Handicap et spatialités en temps de confinement

Dans un article paru le 25 janvier (La Covid au prisme des minorités vulnérables), deux membres du rhizome, Enka Blanchard et Zacharie Boubli, s’associent à Charlotte Lemaistre afin de décrire le rapport à la pandémie de certaines personnes vulnérables, en particulier celles en situation de handicap.

Le confinement a en effet révélé des parallèles multiples entre les nouvelles contraintes de la vie quotidienne et l’expérience passée de nombreuses personnes handicapées. Cela va de l’impossibilité de sortir de chez soi (pour les incapacités motrices) aux précautions hygiéniques et à la peur de sortir pour les personnes soufrant d’hypersensibilité chimique multiple. Alors que le partage d’expérience renforce la visibilité de ces communautés, elles restent d’autant plus vulnérables dans ce nouveau monde. S’il s’agit dans certains cas de corrélations et d’effets imprévus ou impossibles à corriger instantanément, il est important d’avoir conscience que cette plus grande vulnérabilité à la pandémie résulte aussi souvent de choix politiques délibérés, voire d’idéologies mortifères.

Ces travaux s’inscrivent au sein d’un projet plus vaste mené par Enka Blanchard sur la relation à l’espace des personnes handicapées. Un premier article paru sur EspacesTemps.net (Spatialités et temporalités du handicap I : des corps discrets dans un monde discret) avait analysé comment le handicap peut affecter non seulement les déplacements (comme illustré sur la figure ci-dessous) mais aussi la perception de l’espace et du corps plongé dans celui-ci. Le sujet handicapé se retrouve alors un acteur étrange dans un espace où de nombreuses discontinuités deviennent beaucoup plus visibles à l’échelle humaine. Dans le cas extrême, l’espace se retrouve entièrement discret, composé de points-lieux où l’individu existe sans avoir la liberté d’explorer le monde vaste interstitiel. Au-delà du rapport à l’espace, le rapport au temps peut lui aussi se retrouver discrétisé. Un deuxième article avait justement formalisé certains de ces aspects temporels en formalisant les coûts temporels auxquels font face les personnes en situation de handicap (Spatialités et temporalités du handicap II : une typologie systématique des taxes temporelles).

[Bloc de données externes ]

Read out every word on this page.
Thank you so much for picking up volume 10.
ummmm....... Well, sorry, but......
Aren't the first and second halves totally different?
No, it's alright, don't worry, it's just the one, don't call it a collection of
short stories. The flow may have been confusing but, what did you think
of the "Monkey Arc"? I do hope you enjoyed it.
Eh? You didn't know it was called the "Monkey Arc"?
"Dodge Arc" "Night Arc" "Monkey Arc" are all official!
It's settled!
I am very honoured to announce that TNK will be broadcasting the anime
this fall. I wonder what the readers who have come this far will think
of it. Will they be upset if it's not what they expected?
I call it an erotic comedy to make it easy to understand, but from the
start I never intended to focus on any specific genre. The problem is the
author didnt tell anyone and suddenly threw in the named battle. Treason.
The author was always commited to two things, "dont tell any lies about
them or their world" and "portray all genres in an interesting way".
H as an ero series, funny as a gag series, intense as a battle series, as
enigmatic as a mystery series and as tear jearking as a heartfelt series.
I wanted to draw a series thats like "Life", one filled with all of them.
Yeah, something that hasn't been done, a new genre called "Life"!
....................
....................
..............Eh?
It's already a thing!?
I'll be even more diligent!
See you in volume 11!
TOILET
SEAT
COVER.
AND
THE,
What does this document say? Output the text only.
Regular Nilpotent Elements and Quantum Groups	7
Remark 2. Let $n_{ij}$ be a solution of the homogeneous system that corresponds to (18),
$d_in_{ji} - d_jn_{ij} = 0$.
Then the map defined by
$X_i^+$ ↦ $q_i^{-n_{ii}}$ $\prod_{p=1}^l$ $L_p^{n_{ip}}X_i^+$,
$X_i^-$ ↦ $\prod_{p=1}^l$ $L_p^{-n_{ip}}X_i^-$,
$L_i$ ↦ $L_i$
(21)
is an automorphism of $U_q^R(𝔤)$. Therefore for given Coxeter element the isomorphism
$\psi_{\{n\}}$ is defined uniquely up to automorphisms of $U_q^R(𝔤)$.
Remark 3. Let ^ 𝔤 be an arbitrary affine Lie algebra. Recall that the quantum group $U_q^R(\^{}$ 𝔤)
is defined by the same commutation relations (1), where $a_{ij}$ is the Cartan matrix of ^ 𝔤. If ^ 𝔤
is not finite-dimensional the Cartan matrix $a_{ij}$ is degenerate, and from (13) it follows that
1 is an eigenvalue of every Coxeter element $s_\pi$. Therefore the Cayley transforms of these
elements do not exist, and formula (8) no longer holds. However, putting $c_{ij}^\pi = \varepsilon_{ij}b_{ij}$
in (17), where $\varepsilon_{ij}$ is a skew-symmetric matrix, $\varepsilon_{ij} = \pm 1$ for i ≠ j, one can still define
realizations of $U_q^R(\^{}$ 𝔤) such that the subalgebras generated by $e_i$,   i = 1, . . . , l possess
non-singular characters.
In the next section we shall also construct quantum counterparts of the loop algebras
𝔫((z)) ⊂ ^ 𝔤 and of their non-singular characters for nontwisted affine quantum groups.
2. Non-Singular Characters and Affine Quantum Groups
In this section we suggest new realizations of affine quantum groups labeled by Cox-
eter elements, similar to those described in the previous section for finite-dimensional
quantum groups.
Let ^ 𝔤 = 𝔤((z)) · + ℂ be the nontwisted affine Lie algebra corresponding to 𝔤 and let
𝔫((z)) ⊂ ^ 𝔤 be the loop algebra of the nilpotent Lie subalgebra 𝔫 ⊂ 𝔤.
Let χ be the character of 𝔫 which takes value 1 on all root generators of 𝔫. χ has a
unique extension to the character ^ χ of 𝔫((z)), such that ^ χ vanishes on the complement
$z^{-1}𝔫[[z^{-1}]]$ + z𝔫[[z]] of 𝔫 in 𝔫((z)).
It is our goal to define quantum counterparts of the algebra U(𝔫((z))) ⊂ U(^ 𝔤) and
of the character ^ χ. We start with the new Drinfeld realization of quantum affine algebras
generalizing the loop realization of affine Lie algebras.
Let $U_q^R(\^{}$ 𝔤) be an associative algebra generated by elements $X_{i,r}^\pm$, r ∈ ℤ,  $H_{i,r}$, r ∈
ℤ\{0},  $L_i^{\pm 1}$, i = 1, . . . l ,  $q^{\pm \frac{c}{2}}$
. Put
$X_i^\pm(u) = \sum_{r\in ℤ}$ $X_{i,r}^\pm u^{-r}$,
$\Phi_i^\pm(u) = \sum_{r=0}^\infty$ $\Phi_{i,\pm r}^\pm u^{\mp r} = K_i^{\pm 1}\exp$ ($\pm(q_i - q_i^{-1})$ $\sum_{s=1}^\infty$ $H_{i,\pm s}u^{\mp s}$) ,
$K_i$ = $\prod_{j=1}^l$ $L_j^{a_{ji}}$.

Ces réflexions ont enfin un aspect politique, avec la publication d’un article de vulgarisation en décembre 2020 sur les relations entre les communautés handicapées et les disciples de la collapsologie, dans un contexte où les discours écofascistes se font de plus en plus visibles (Crips, les oubliés de la collapso, Yggdrasil n°7, 16 décembre 2020).

Carte isochrone montrant le temps nécessaire pour atteindre différents endroits de Paris à partir du centre du XIème avec quelques contraintes : 30 minutes de batterie en fauteuil électrique, et utilisation des réseaux ferrés accessibles uniquement.

Carte isochrone montrant le temps nécessaire pour atteindre différents endroits de Paris à partir du centre du XIème avec quelques contraintes : 30 minutes de batterie en fauteuil électrique, et utilisation des réseaux ferrés accessibles uniquement.